В 1959 году в одной из действительно оригинальных статей периода «холодной войны» тогдашний аналитик «Рэнд Корпорейшн» Альберт Вольштеттер показал, что здравый смысл не является адекватным руководством для ядерных взаимоотношений. Тот факт, что ядерное оружие транспортировалось на самолётах, сосредоточенных на относительно немногих базах, мог сделать технически возможным уничтожение стратегических сил противника ещё до введения их в действие. В подобных обстоятельствах нападающая сторона могла бы свести ответный удар до терпимого уровня и оказаться в положении, при котором она была бы в состоянии диктовать свою волю. По той же схеме страх перед внезапным нападением может повлечь за собой упреждающий удар, то есть нападение, целью которого является лишь предупреждение предполагаемого внезапного нападения. Согласно Вольштеттеру, ядерное равновесие на деле в высшей степени нестабильно. Предполагаемый разрыв (отставание) между так называемыми возможностями первого и второго удара превратился в предмет одержимости у аналитиков, занимающихся проблемами обороны, и экспертов по контролю над вооружениями. Возникла идея, будто бы обе стороны, возможно, заинтересованы в переговорном процессе, чтобы уберечь себя от крайней опасности. На академических семинарах в Гарварде, Массачусетсском технологическом институте, Стэнфорде и Калифорнийском технологическом разрабатывались теории и практические предложения по вопросам контроля над вооружениями и стратегической стабильности, которые занимали умы политиков на протяжении последующих двух десятилетий.

**** – Лицо, удостоенное престижной английской стипендии для учебы в Оксфордском университете, предназначенной для выдающихся молодых людей из США и стран Содружества – бывших английских колоний.
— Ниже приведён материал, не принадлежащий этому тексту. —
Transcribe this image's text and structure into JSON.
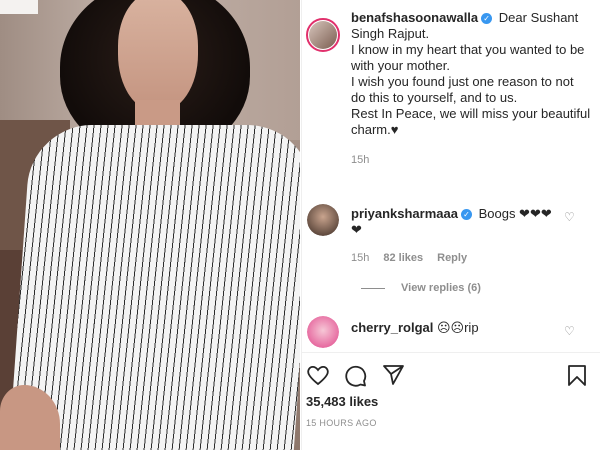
{
  "post": {
    "author": "benafshasoonawalla",
    "caption_lines": [
      "Dear Sushant Singh Rajput.",
      "I know in my heart that you wanted to be with your mother.",
      "I wish you found just one reason to not do this to yourself, and to us.",
      "Rest In Peace, we will miss your beautiful charm.♥"
    ],
    "caption_time": "15h"
  },
  "comments": [
    {
      "user": "priyanksharmaaa",
      "text": "Boogs ❤❤❤ ❤",
      "time": "15h",
      "likes": "82 likes",
      "reply": "Reply",
      "view_replies": "View replies (6)"
    },
    {
      "user": "cherry_rolgal",
      "text": "☹☹rip"
    }
  ],
  "footer": {
    "likes": "35,483 likes",
    "ago": "15 HOURS AGO"
  },
  "icons": {
    "like": "heart-outline-icon",
    "comment": "comment-bubble-icon",
    "share": "paper-plane-icon",
    "save": "bookmark-icon",
    "verified": "verified-badge-icon"
  },
  "colors": {
    "verified": "#3897f0",
    "story_ring": "#e1306c",
    "muted_text": "#8e8e8e"
  }
}
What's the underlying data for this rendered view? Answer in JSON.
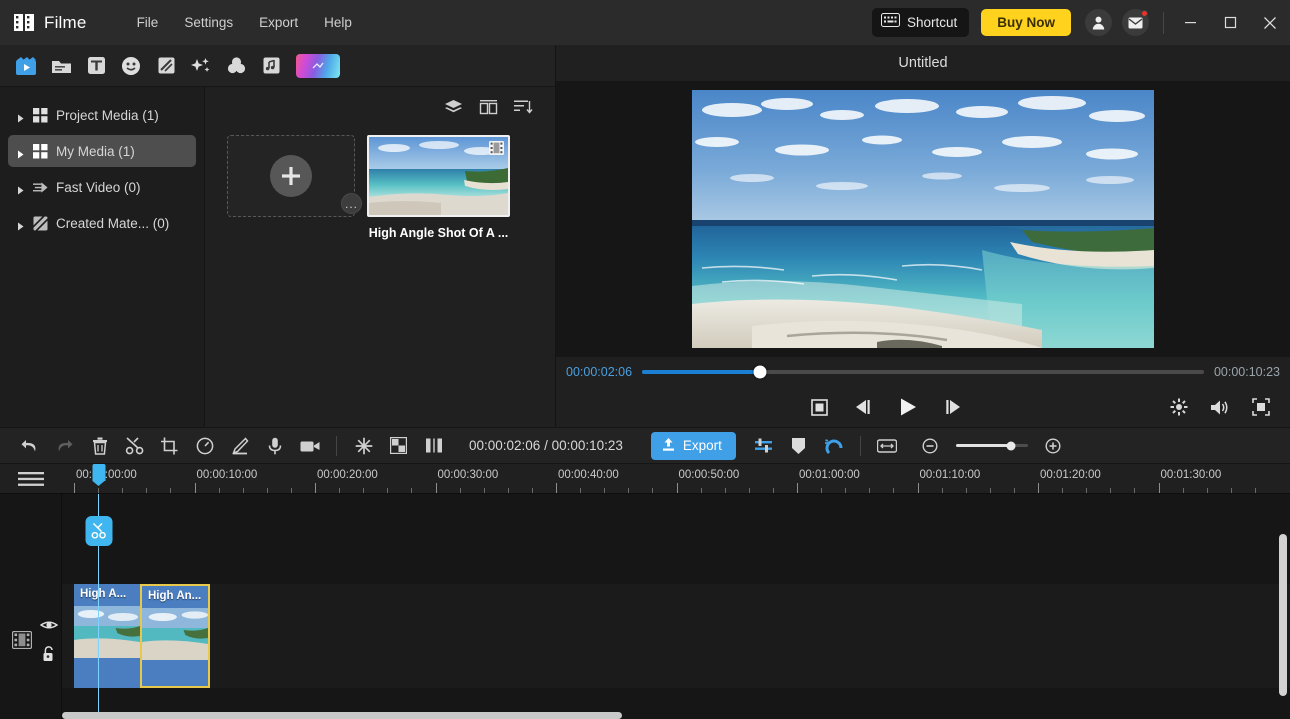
{
  "titlebar": {
    "brand": "Filme",
    "menus": [
      "File",
      "Settings",
      "Export",
      "Help"
    ],
    "shortcut_label": "Shortcut",
    "buy_label": "Buy Now",
    "account_icon": "account-icon",
    "mail_icon": "mail-icon",
    "minimize_icon": "minimize-icon",
    "maximize_icon": "maximize-icon",
    "close_icon": "close-icon"
  },
  "tooltabs": [
    {
      "name": "media-tab",
      "icon": "clapperboard-icon",
      "active": true
    },
    {
      "name": "template-tab",
      "icon": "folder-icon",
      "active": false
    },
    {
      "name": "text-tab",
      "icon": "text-icon",
      "active": false
    },
    {
      "name": "sticker-tab",
      "icon": "smiley-icon",
      "active": false
    },
    {
      "name": "transition-tab",
      "icon": "transition-icon",
      "active": false
    },
    {
      "name": "effects-tab",
      "icon": "sparkle-icon",
      "active": false
    },
    {
      "name": "filter-tab",
      "icon": "color-circles-icon",
      "active": false
    },
    {
      "name": "audio-tab",
      "icon": "music-note-icon",
      "active": false
    },
    {
      "name": "gradient-tab",
      "icon": "gradient-icon",
      "active": false
    }
  ],
  "sidebar": {
    "items": [
      {
        "label": "Project Media (1)",
        "icon": "grid-icon",
        "selected": false
      },
      {
        "label": "My Media (1)",
        "icon": "grid-icon",
        "selected": true
      },
      {
        "label": "Fast Video (0)",
        "icon": "fast-video-icon",
        "selected": false
      },
      {
        "label": "Created Mate... (0)",
        "icon": "created-material-icon",
        "selected": false
      }
    ]
  },
  "media_panel": {
    "tools": [
      {
        "name": "layers-view-icon"
      },
      {
        "name": "grid-view-icon"
      },
      {
        "name": "sort-icon"
      }
    ],
    "import_label": "+",
    "more_label": "...",
    "items": [
      {
        "caption": "High Angle Shot Of A ...",
        "badge": "film-icon"
      }
    ]
  },
  "preview": {
    "title": "Untitled",
    "current_time": "00:00:02:06",
    "total_time": "00:00:10:23",
    "progress_percent": 21,
    "controls": [
      {
        "name": "stop-button",
        "icon": "stop-icon"
      },
      {
        "name": "previous-frame-button",
        "icon": "previous-frame-icon"
      },
      {
        "name": "play-button",
        "icon": "play-icon"
      },
      {
        "name": "next-frame-button",
        "icon": "next-frame-icon"
      }
    ],
    "right_controls": [
      {
        "name": "snapshot-button",
        "icon": "gear-snapshot-icon"
      },
      {
        "name": "volume-button",
        "icon": "speaker-icon"
      },
      {
        "name": "fullscreen-button",
        "icon": "fullscreen-icon"
      }
    ]
  },
  "timeline_toolbar": {
    "tools": [
      {
        "name": "undo-button",
        "icon": "undo-icon",
        "disabled": false
      },
      {
        "name": "redo-button",
        "icon": "redo-icon",
        "disabled": true
      },
      {
        "name": "delete-button",
        "icon": "trash-icon",
        "disabled": false
      },
      {
        "name": "split-button",
        "icon": "scissors-icon",
        "disabled": false
      },
      {
        "name": "crop-button",
        "icon": "crop-icon",
        "disabled": false
      },
      {
        "name": "speed-button",
        "icon": "speedometer-icon",
        "disabled": false
      },
      {
        "name": "color-edit-button",
        "icon": "pen-icon",
        "disabled": false
      },
      {
        "name": "voiceover-button",
        "icon": "microphone-icon",
        "disabled": false
      },
      {
        "name": "record-button",
        "icon": "camcorder-icon",
        "disabled": false
      }
    ],
    "tools2": [
      {
        "name": "freeze-frame-button",
        "icon": "sparkle-star-icon"
      },
      {
        "name": "green-screen-button",
        "icon": "checkerboard-icon"
      },
      {
        "name": "mirror-button",
        "icon": "mirror-icon"
      }
    ],
    "time_display": "00:00:02:06 / 00:00:10:23",
    "export_label": "Export",
    "right_tools": [
      {
        "name": "align-button",
        "icon": "align-icon",
        "active": true
      },
      {
        "name": "marker-button",
        "icon": "marker-icon",
        "active": false
      },
      {
        "name": "snap-button",
        "icon": "magnet-icon",
        "active": true
      }
    ],
    "fit_icon": "fit-to-screen-icon",
    "zoom_out_icon": "zoom-out-icon",
    "zoom_in_icon": "zoom-in-icon",
    "zoom_percent": 76
  },
  "timeline": {
    "menu_icon": "timeline-menu-icon",
    "ruler_labels": [
      "00:00:00:00",
      "00:00:10:00",
      "00:00:20:00",
      "00:00:30:00",
      "00:00:40:00",
      "00:00:50:00",
      "00:01:00:00",
      "00:01:10:00",
      "00:01:20:00",
      "00:01:30:00"
    ],
    "playhead_time": "00:00:02:06",
    "split_icon": "scissors-icon",
    "track": {
      "video_icon": "film-track-icon",
      "eye_icon": "eye-icon",
      "lock_icon": "unlock-icon"
    },
    "clips": [
      {
        "label": "High A...",
        "selected": false
      },
      {
        "label": "High An...",
        "selected": true
      }
    ]
  },
  "colors": {
    "accent_blue": "#3fa0e8",
    "buy_yellow": "#ffd21e",
    "clip_blue": "#4a7ec0",
    "selection_yellow": "#e8c84a",
    "playhead_blue": "#3fb6f0"
  }
}
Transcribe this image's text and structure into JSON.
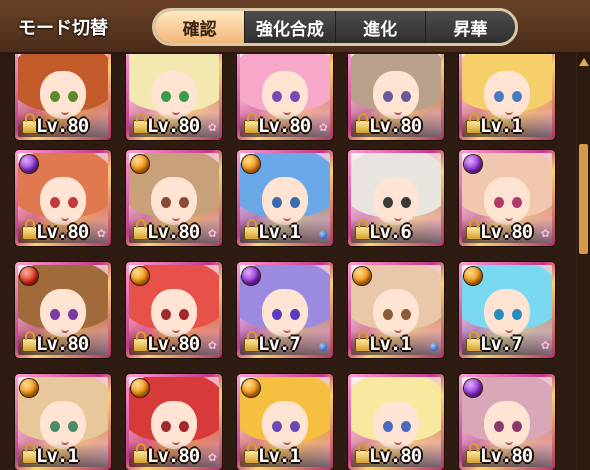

Её могут получить лица выдающихся способностей в возрасте 19-25 лет, неженатые, занимающиеся спортом и обладающие твёрдым характером, окончившие по крайней мере два курса университета или колледжа высшей ступени. Их отбирают специальные комитеты, учрежденные в соответствующих странах. США получают более одной трети общей квоты – 32 стипендии ежегодно. Для отбора кандидатов США разделены на восемь округов: сначала кандидаты проходят комиссию в штате, а затем региональную комиссию, которая и отбирает четверых стипендиатов.